The wide noninferiority margin enabled the authors to use a small sample size. This is only appropriate if clinicians and patients agree that nonsupine positioning would be preferable if the success rate was no more than 15% worse—in other words, it is OK for facedown positioning to be withheld even if as many as 1 in 7 holes fail to close as a direct result of nonsupine positioning. If readers do not accept this assertion, then they cannot accept the noninferiority conclusion.

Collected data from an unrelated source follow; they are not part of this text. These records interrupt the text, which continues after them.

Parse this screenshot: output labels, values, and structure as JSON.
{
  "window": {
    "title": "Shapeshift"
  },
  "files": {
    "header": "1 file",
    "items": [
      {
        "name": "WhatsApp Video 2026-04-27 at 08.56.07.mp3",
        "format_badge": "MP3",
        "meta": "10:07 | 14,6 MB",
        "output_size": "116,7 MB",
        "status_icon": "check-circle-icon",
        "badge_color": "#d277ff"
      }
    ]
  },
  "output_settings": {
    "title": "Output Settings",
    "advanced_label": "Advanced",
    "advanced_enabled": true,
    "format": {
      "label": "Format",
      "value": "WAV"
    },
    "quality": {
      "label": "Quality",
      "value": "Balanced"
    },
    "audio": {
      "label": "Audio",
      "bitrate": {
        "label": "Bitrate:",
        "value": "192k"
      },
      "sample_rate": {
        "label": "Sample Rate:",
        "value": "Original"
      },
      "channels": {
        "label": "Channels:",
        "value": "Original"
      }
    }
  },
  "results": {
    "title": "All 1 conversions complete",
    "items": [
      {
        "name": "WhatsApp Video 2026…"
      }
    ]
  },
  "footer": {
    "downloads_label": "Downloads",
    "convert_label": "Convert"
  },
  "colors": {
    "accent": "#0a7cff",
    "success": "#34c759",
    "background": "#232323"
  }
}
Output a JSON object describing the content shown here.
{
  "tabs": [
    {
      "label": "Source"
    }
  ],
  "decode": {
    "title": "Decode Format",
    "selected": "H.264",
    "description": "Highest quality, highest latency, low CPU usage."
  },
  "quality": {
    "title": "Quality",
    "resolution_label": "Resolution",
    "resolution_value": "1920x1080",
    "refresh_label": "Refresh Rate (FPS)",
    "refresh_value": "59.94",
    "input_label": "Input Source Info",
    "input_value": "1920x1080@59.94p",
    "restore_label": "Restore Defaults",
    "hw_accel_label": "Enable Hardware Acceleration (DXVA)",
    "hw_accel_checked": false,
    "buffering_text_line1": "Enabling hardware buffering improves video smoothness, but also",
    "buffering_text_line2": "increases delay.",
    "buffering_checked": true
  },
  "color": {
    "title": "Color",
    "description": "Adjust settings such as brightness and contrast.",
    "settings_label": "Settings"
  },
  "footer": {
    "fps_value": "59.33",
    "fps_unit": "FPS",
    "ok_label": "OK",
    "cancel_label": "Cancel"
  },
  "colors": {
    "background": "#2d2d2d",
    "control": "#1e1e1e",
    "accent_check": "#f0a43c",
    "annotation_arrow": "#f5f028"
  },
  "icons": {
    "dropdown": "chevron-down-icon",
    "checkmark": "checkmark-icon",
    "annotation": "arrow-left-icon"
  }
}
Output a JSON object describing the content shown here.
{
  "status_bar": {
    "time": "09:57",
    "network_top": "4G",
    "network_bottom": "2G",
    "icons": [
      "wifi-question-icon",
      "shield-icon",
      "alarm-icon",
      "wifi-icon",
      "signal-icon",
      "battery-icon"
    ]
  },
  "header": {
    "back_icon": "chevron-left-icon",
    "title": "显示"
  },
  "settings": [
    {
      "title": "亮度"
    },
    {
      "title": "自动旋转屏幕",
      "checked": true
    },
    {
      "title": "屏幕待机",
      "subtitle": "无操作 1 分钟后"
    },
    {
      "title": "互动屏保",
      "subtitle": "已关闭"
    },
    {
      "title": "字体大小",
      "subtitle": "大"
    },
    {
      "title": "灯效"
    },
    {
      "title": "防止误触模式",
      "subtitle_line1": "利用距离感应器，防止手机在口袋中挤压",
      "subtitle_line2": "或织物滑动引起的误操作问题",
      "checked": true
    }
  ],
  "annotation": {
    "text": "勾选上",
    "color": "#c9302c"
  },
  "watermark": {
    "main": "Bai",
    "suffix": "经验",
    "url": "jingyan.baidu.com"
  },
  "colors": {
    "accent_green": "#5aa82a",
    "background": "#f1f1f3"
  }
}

There are now 2 published studies that have independently either used or proposed a 5% noninferiority margin when evaluating this question.2,3 Using this noninferiority cutoff would have required a much larger sample size and possibly made the study by Alberti and la Cour nonviable. A difficult sample size, however, should not be a justification to relax the noninferiority margin.
A prospective randomized study investigating this issue is underway, and these authors have pragmatically chosen a 15% risk difference as the basis for their sample size calculation.4 These investigators, however, are using a superiority design, and a hypothetical negative result will not result in a conclusion of noninferiority.
Again, I commend the authors in their ongoing efforts to address this as-yet unanswered question.